Cette harmonisation des taux n'est pas neutre macro-économiquement, mais constituerait un choc, par nature asymétrique, pour les États membres.

Dans l'étude réalisée sur le sujet à la demande de la délégation à l'Union européenne, reproduite en annexe de mon rapport d'information précité, le Centre d'Etudes Prospectives et d'Informations Internationales (CEPII) a cherché à simuler l'impact macro-économique d'un alignement des taux de TVA en Europe.

Les enchaînements sont les suivants : une baisse du taux de TVA augmente le revenu réel des ménages et stimule la consommation, puis l'investissement. Au départ, elle diminue l'inflation, ce qui tend à infléchir la politique monétaire, mais cet effet n'est que temporaire. Enfin, elle dégrade durablement la situation des finances publiques. Les enchaînements sont bien sûr inverses dans l'hypothèse d'une hausse de la TVA.

Trois hypothèses sont retenues : alignement sur le taux le plus bas, celui du Royaume-Uni / alignement sur la moyenne des taux, définie comme celle qui maintient constantes les recettes globales / alignement sur le taux le plus élevé parmi les grands pays, celui de la France.
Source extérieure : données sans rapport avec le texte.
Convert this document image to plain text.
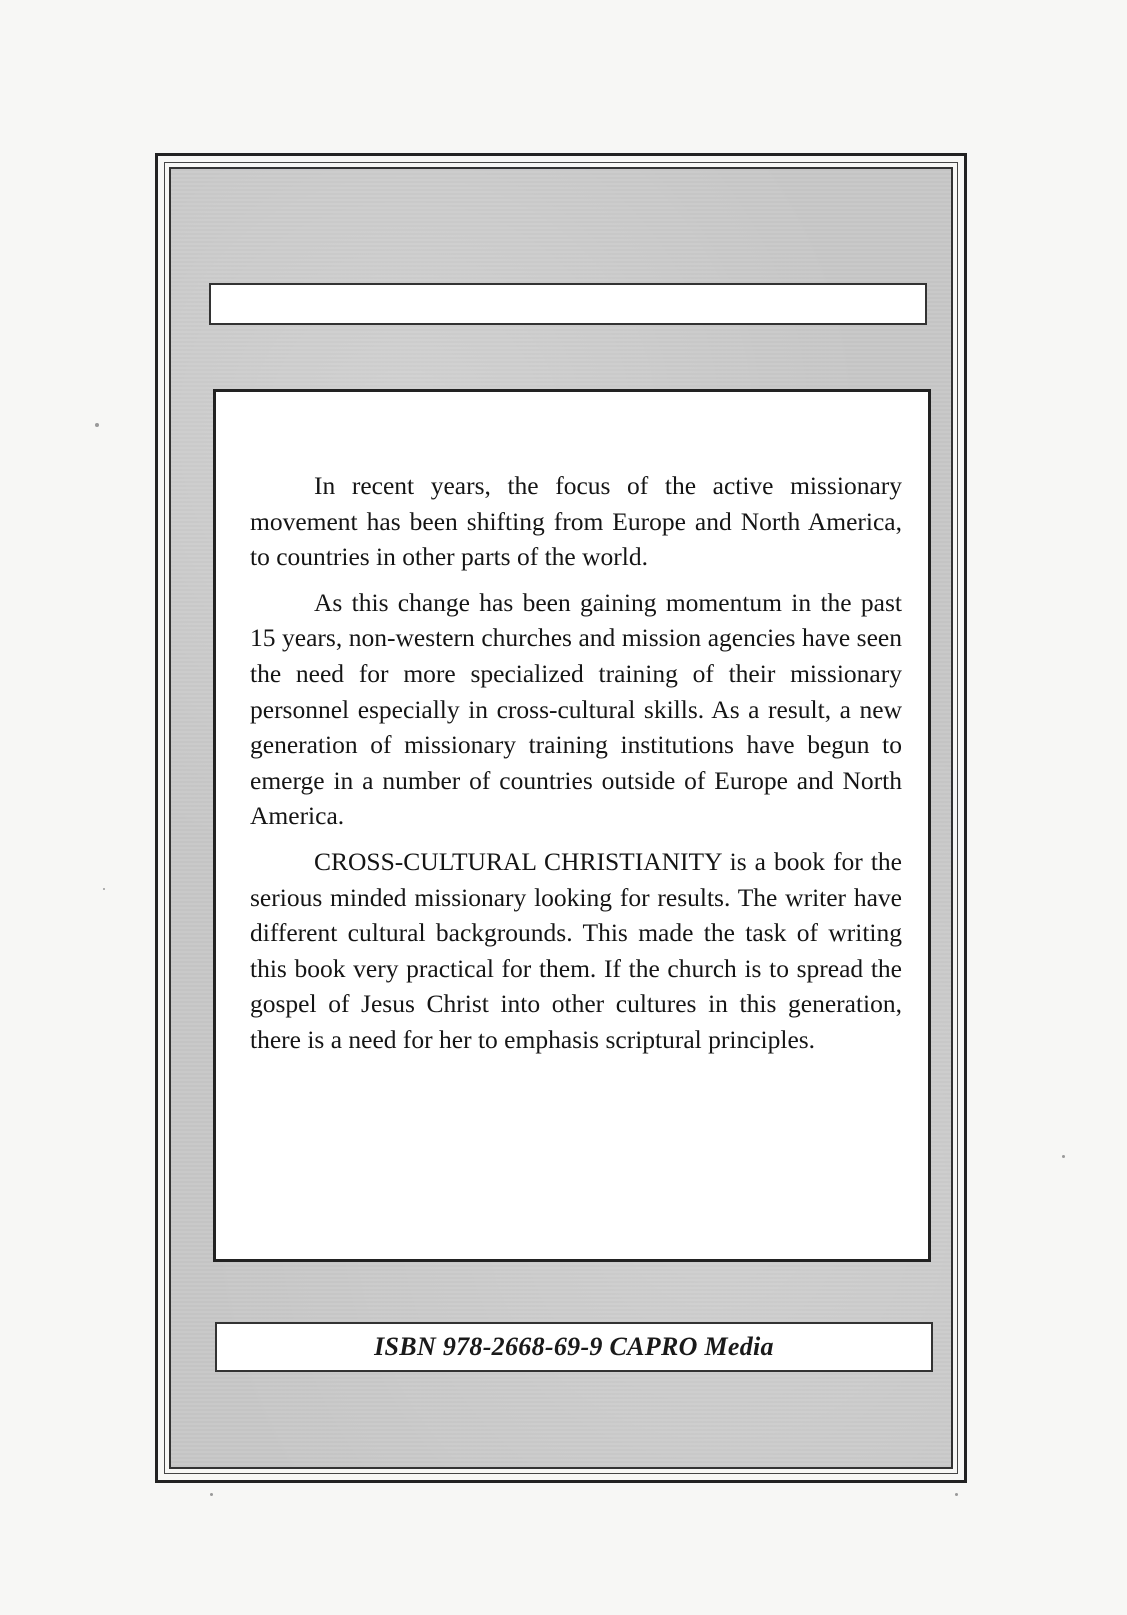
In recent years, the focus of the active missionary movement has been shifting from Europe and North America, to countries in other parts of the world.

As this change has been gaining momentum in the past 15 years, non-western churches and mission agencies have seen the need for more specialized training of their missionary personnel especially in cross-cultural skills. As a result, a new generation of missionary training institutions have begun to emerge in a number of countries outside of Europe and North America.

CROSS-CULTURAL CHRISTIANITY is a book for the serious minded missionary looking for results. The writer have different cultural backgrounds. This made the task of writing this book very practical for them. If the church is to spread the gospel of Jesus Christ into other cultures in this generation, there is a need for her to emphasis scriptural principles.

ISBN 978-2668-69-9 CAPRO Media
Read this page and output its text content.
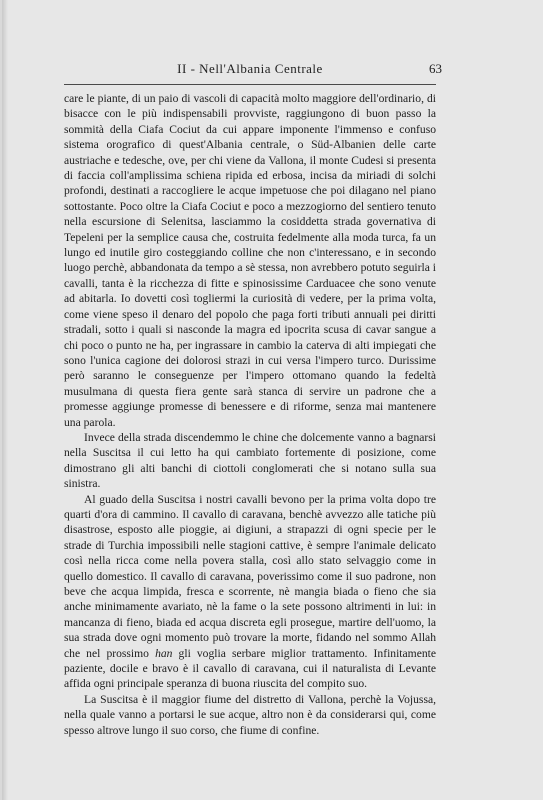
II - Nell'Albania Centrale	63

care le piante, di un paio di vascoli di capacità molto maggiore dell'ordinario, di bisacce con le più indispensabili provviste, raggiungono di buon passo la sommità della Ciafa Cociut da cui appare imponente l'immenso e confuso sistema orografico di quest'Albania centrale, o Süd-Albanien delle carte austriache e tedesche, ove, per chi viene da Vallona, il monte Cudesi si presenta di faccia coll'amplissima schiena ripida ed erbosa, incisa da miriadi di solchi profondi, destinati a raccogliere le acque impetuose che poi dilagano nel piano sottostante. Poco oltre la Ciafa Cociut e poco a mezzogiorno del sentiero tenuto nella escursione di Selenitsa, lasciammo la cosiddetta strada governativa di Tepeleni per la semplice causa che, costruita fedelmente alla moda turca, fa un lungo ed inutile giro costeggiando colline che non c'interessano, e in secondo luogo perchè, abbandonata da tempo a sè stessa, non avrebbero potuto seguirla i cavalli, tanta è la ricchezza di fitte e spinosissime Carduacee che sono venute ad abitarla. Io dovetti così togliermi la curiosità di vedere, per la prima volta, come viene speso il denaro del popolo che paga forti tributi annuali pei diritti stradali, sotto i quali si nasconde la magra ed ipocrita scusa di cavar sangue a chi poco o punto ne ha, per ingrassare in cambio la caterva di alti impiegati che sono l'unica cagione dei dolorosi strazi in cui versa l'impero turco. Durissime però saranno le conseguenze per l'impero ottomano quando la fedeltà musulmana di questa fiera gente sarà stanca di servire un padrone che a promesse aggiunge promesse di benessere e di riforme, senza mai mantenere una parola.

Invece della strada discendemmo le chine che dolcemente vanno a bagnarsi nella Suscitsa il cui letto ha qui cambiato fortemente di posizione, come dimostrano gli alti banchi di ciottoli conglomerati che si notano sulla sua sinistra.

Al guado della Suscitsa i nostri cavalli bevono per la prima volta dopo tre quarti d'ora di cammino. Il cavallo di caravana, benchè avvezzo alle tatiche più disastrose, esposto alle pioggie, ai digiuni, a strapazzi di ogni specie per le strade di Turchia impossibili nelle stagioni cattive, è sempre l'animale delicato così nella ricca come nella povera stalla, così allo stato selvaggio come in quello domestico. Il cavallo di caravana, poverissimo come il suo padrone, non beve che acqua limpida, fresca e scorrente, nè mangia biada o fieno che sia anche minimamente avariato, nè la fame o la sete possono altrimenti in lui: in mancanza di fieno, biada ed acqua discreta egli prosegue, martire dell'uomo, la sua strada dove ogni momento può trovare la morte, fidando nel sommo Allah che nel prossimo han gli voglia serbare miglior trattamento. Infinitamente paziente, docile e bravo è il cavallo di caravana, cui il naturalista di Levante affida ogni principale speranza di buona riuscita del compito suo.

La Suscitsa è il maggior fiume del distretto di Vallona, perchè la Vojussa, nella quale vanno a portarsi le sue acque, altro non è da considerarsi qui, come spesso altrove lungo il suo corso, che fiume di confine.
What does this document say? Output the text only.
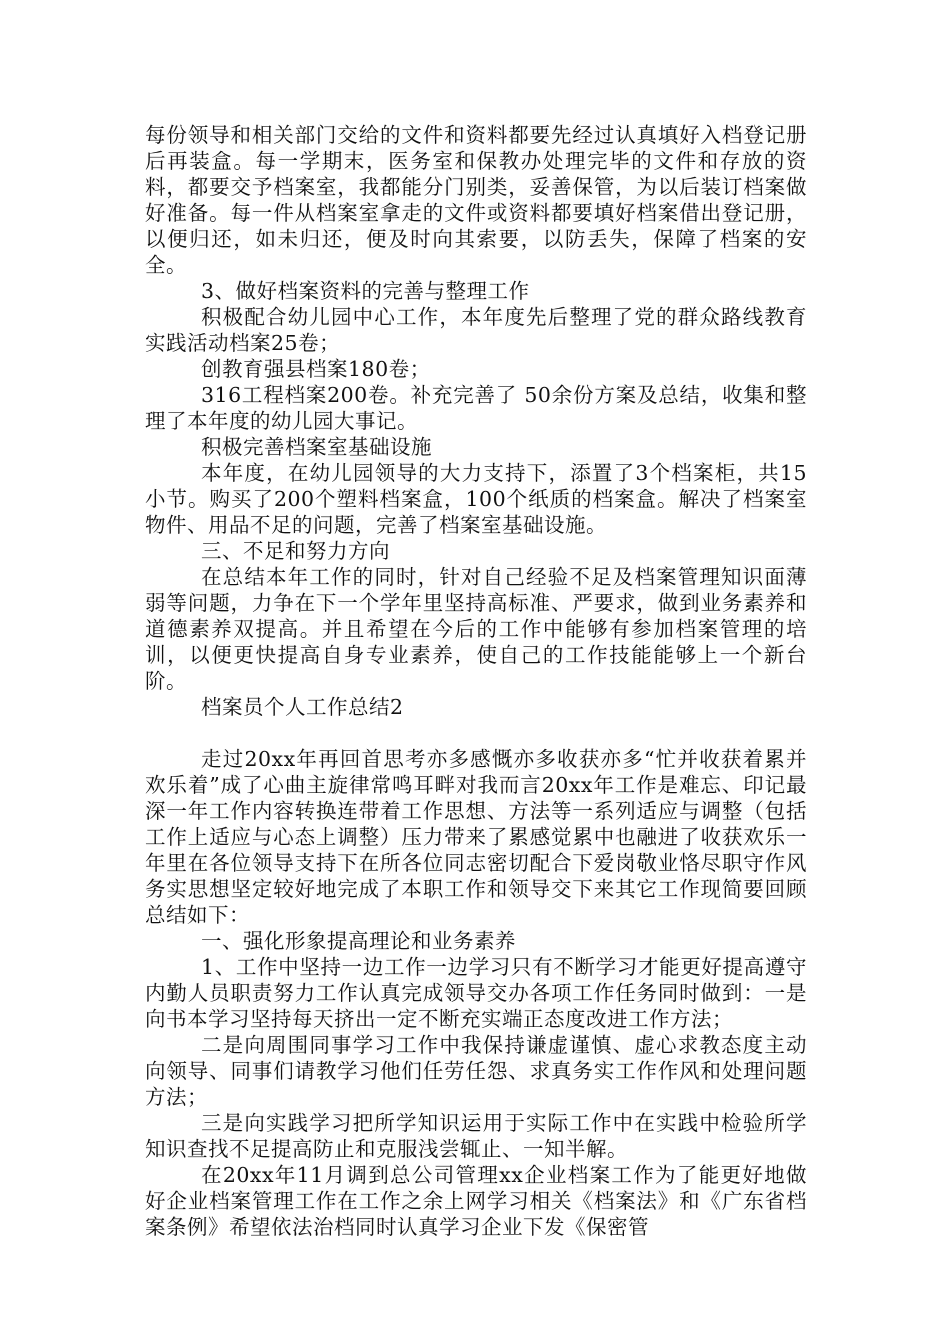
每份领导和相关部门交给的文件和资料都要先经过认真填好入档登记册后再装盒。每一学期末，医务室和保教办处理完毕的文件和存放的资料，都要交予档案室，我都能分门别类，妥善保管，为以后装订档案做好准备。每一件从档案室拿走的文件或资料都要填好档案借出登记册，以便归还，如未归还，便及时向其索要，以防丢失，保障了档案的安全。

3、做好档案资料的完善与整理工作

积极配合幼儿园中心工作，本年度先后整理了党的群众路线教育实践活动档案25卷；

创教育强县档案180卷；

316工程档案200卷。补充完善了 50余份方案及总结，收集和整理了本年度的幼儿园大事记。

积极完善档案室基础设施

本年度，在幼儿园领导的大力支持下，添置了3个档案柜，共15小节。购买了200个塑料档案盒，100个纸质的档案盒。解决了档案室物件、用品不足的问题，完善了档案室基础设施。

三、不足和努力方向

在总结本年工作的同时，针对自己经验不足及档案管理知识面薄弱等问题，力争在下一个学年里坚持高标准、严要求，做到业务素养和道德素养双提高。并且希望在今后的工作中能够有参加档案管理的培训，以便更快提高自身专业素养，使自己的工作技能能够上一个新台阶。

档案员个人工作总结2

走过20xx年再回首思考亦多感慨亦多收获亦多“忙并收获着累并欢乐着”成了心曲主旋律常鸣耳畔对我而言20xx年工作是难忘、印记最深一年工作内容转换连带着工作思想、方法等一系列适应与调整（包括工作上适应与心态上调整）压力带来了累感觉累中也融进了收获欢乐一年里在各位领导支持下在所各位同志密切配合下爱岗敬业恪尽职守作风务实思想坚定较好地完成了本职工作和领导交下来其它工作现简要回顾总结如下：

一、强化形象提高理论和业务素养

1、工作中坚持一边工作一边学习只有不断学习才能更好提高遵守内勤人员职责努力工作认真完成领导交办各项工作任务同时做到：一是向书本学习坚持每天挤出一定不断充实端正态度改进工作方法；

二是向周围同事学习工作中我保持谦虚谨慎、虚心求教态度主动向领导、同事们请教学习他们任劳任怨、求真务实工作作风和处理问题方法；

三是向实践学习把所学知识运用于实际工作中在实践中检验所学知识查找不足提高防止和克服浅尝辄止、一知半解。

在20xx年11月调到总公司管理xx企业档案工作为了能更好地做好企业档案管理工作在工作之余上网学习相关《档案法》和《广东省档案条例》希望依法治档同时认真学习企业下发《保密管
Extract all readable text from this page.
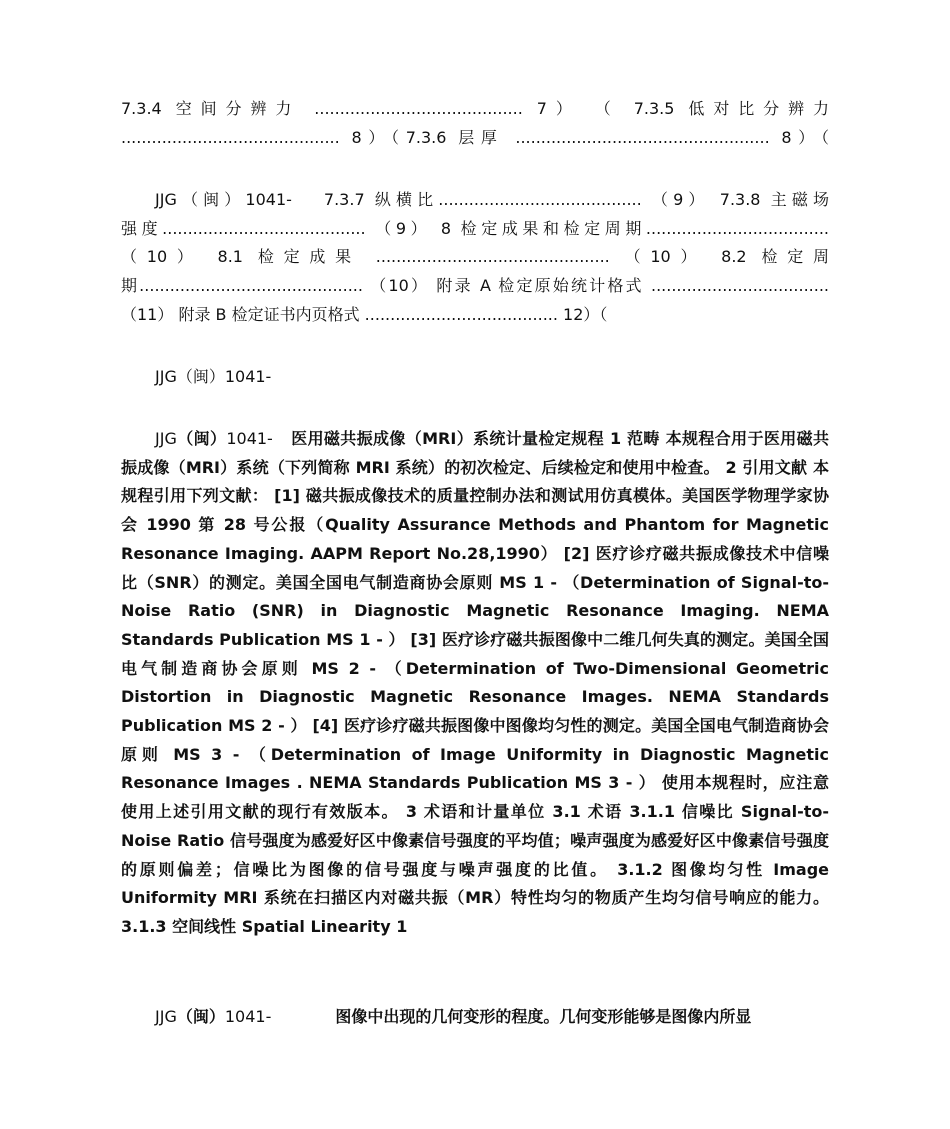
7.3.4 空间分辨力 ......................................... 7） （ 7.3.5 低对比分辨力
........................................... 8）（7.3.6 层厚 .................................................. 8）（
JJG（闽）1041- 7.3.7 纵横比........................................ （9） 7.3.8 主磁场
强度........................................ （9） 8 检定成果和检定周期....................................
（10） 8.1 检定成果 .............................................. （10） 8.2 检定周
期............................................ （10） 附录 A 检定原始统计格式 ...................................
（11） 附录 B 检定证书内页格式 ...................................... 12）（
JJG（闽）1041-
JJG（闽）1041- 医用磁共振成像（MRI）系统计量检定规程 1 范畴 本规程合用于医用磁共振成像（MRI）系统（下列简称 MRI 系统）的初次检定、后续检定和使用中检查。 2 引用文献 本规程引用下列文献： [1] 磁共振成像技术的质量控制办法和测试用仿真模体。美国医学物理学家协会 1990 第 28 号公报（Quality Assurance Methods and Phantom for Magnetic Resonance Imaging. AAPM Report No.28,1990） [2] 医疗诊疗磁共振成像技术中信噪比（SNR）的测定。美国全国电气制造商协会原则 MS 1 - （Determination of Signal-to-Noise Ratio (SNR) in Diagnostic Magnetic Resonance Imaging. NEMA Standards Publication MS 1 - ） [3] 医疗诊疗磁共振图像中二维几何失真的测定。美国全国电气制造商协会原则 MS 2 - （Determination of Two-Dimensional Geometric Distortion in Diagnostic Magnetic Resonance Images. NEMA Standards Publication MS 2 - ） [4] 医疗诊疗磁共振图像中图像均匀性的测定。美国全国电气制造商协会原则 MS 3 - （Determination of Image Uniformity in Diagnostic Magnetic Resonance Images . NEMA Standards Publication MS 3 - ） 使用本规程时，应注意使用上述引用文献的现行有效版本。 3 术语和计量单位 3.1 术语 3.1.1 信噪比 Signal-to-Noise Ratio 信号强度为感爱好区中像素信号强度的平均值；噪声强度为感爱好区中像素信号强度的原则偏差；信噪比为图像的信号强度与噪声强度的比值。 3.1.2 图像均匀性 Image Uniformity MRI 系统在扫描区内对磁共振（MR）特性均匀的物质产生均匀信号响应的能力。 3.1.3 空间线性 Spatial Linearity 1
JJG（闽）1041-	图像中出现的几何变形的程度。几何变形能够是图像内所显
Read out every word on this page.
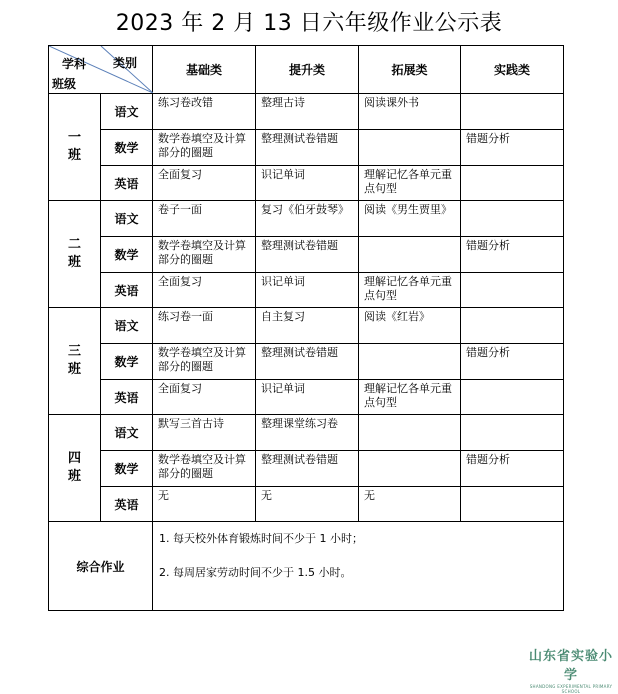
2023 年 2 月 13 日六年级作业公示表
类别
学科
班级		基础类	提升类	拓展类	实践类

一
班	语文	练习卷改错	整理古诗	阅读课外书	
	数学	数学卷填空及计算部分的圈题	整理测试卷错题		错题分析
	英语	全面复习	识记单词	理解记忆各单元重点句型	

二
班	语文	卷子一面	复习《伯牙鼓琴》	阅读《男生贾里》	
	数学	数学卷填空及计算部分的圈题	整理测试卷错题		错题分析
	英语	全面复习	识记单词	理解记忆各单元重点句型	

三
班	语文	练习卷一面	自主复习	阅读《红岩》	
	数学	数学卷填空及计算部分的圈题	整理测试卷错题		错题分析
	英语	全面复习	识记单词	理解记忆各单元重点句型	

四
班	语文	默写三首古诗	整理课堂练习卷		
	数学	数学卷填空及计算部分的圈题	整理测试卷错题		错题分析
	英语	无	无	无	
综合作业		1. 每天校外体育锻炼时间不少于 1 小时；

2. 每周居家劳动时间不少于 1.5 小时。			

山东省实验小学
SHANDONG EXPERIMENTAL PRIMARY SCHOOL
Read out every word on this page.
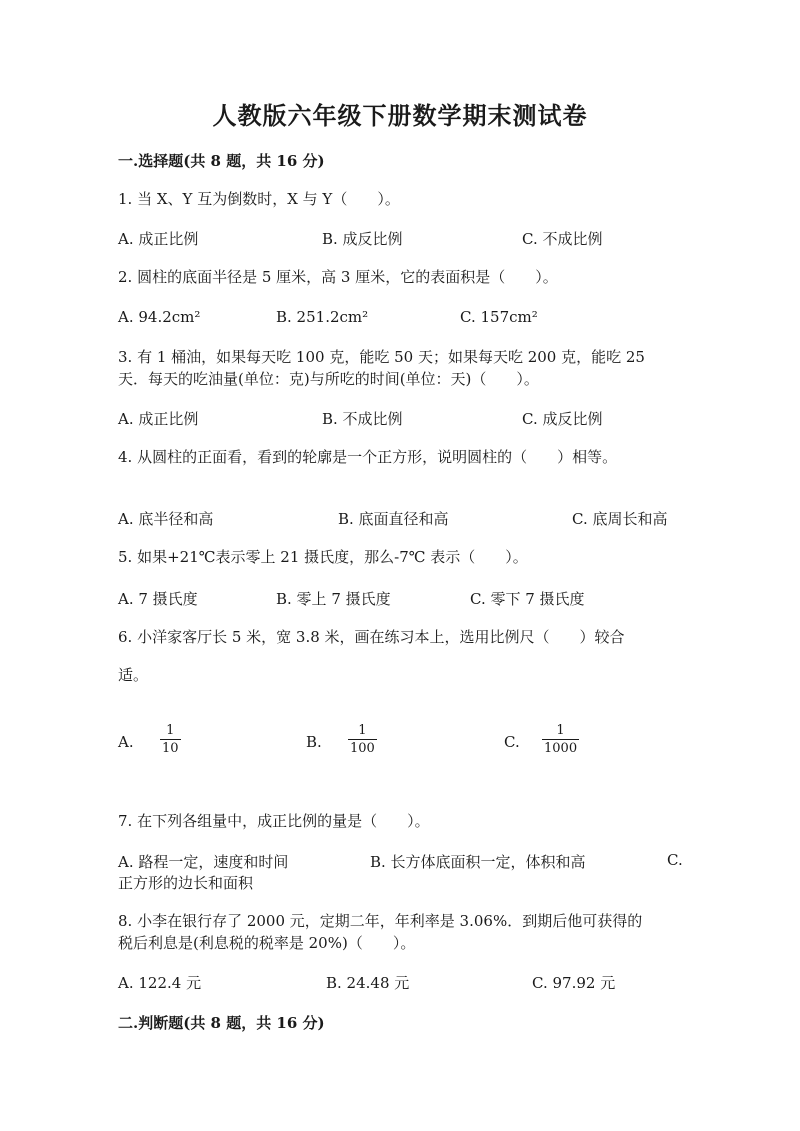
人教版六年级下册数学期末测试卷
一.选择题(共 8 题，共 16 分)
1. 当 X、Y 互为倒数时，X 与 Y（　　）。
A. 成正比例	B. 成反比例	C. 不成比例
2. 圆柱的底面半径是 5 厘米，高 3 厘米，它的表面积是（　　）。
A. 94.2cm²	B. 251.2cm²	C. 157cm²
3. 有 1 桶油，如果每天吃 100 克，能吃 50 天；如果每天吃 200 克，能吃 25
天．每天的吃油量(单位：克)与所吃的时间(单位：天)（　　）。
A. 成正比例	B. 不成比例	C. 成反比例
4. 从圆柱的正面看，看到的轮廓是一个正方形，说明圆柱的（　　）相等。
A. 底半径和高	B. 底面直径和高	C. 底周长和高
5. 如果+21℃表示零上 21 摄氏度，那么-7℃ 表示（　　）。
A. 7 摄氏度	B. 零上 7 摄氏度	C. 零下 7 摄氏度
6. 小洋家客厅长 5 米，宽 3.8 米，画在练习本上，选用比例尺（　　）较合
适。
A.
1
10	B.
1
100	C.
1
1000
7. 在下列各组量中，成正比例的量是（　　）。
A. 路程一定，速度和时间	B. 长方体底面积一定，体积和高	C.
正方形的边长和面积
8. 小李在银行存了 2000 元，定期二年，年利率是 3.06%．到期后他可获得的
税后利息是(利息税的税率是 20%)（　　）。
A. 122.4 元	B. 24.48 元	C. 97.92 元
二.判断题(共 8 题，共 16 分)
Les effets sur les PIB nationaux sont retracés dans le tableau ci-dessous :

Effets d'un alignement des taux de TVA sur les PIB nationaux
(écarts relatifs en %)

Taux le plus bas

Moyenne des taux

Taux le plus haut

1 an

4 ans

1 an

4 ans

1 an

4 ans

Allemagne

0,6

0,6

0,0

0,0

- 0,7

- 0,9

France

0,7

1,3

0,1

0,6

- 0,5

- 0,2

Italie

0,3

0,4

- 0,4

- 0,9

- 1,2

- 2,5

Royaume-Uni

0,1

0,2

- 0,7

- 0,5

- 1,8

- 1,4

Ensemble de l'UE

0,5

0,7

- 0,1

0,1

0,8

- 0,7

Globalement, pour l'ensemble de la Communauté, la production serait modifiée : l'alignement vers le haut aurait un effet récessif, l'alignement vers le bas un effet expansionniste, qui serait pour l'essentiel acquis dès la première année. La politique monétaire européenne réagirait à cette situation globale, mais ne pourrait pas, par définition, être adaptée à la situation particulière de chacun des pays, qui subiraient un choc asymétrique.

Par ailleurs, une harmonisation des taux de TVA, quel que soit le niveau retenu, nécessiterait des modifications importantes du reste de la fiscalité et ajouterait une contrainte supplémentaire à des politiques budgétaires soumises à l'impératif de réduire le déficit pour stabiliser la dette. Le rapprochement forcé des taux de TVA apparaît ainsi difficilement compatible avec les politiques budgétaires engagées pour la réalisation de la monnaie unique.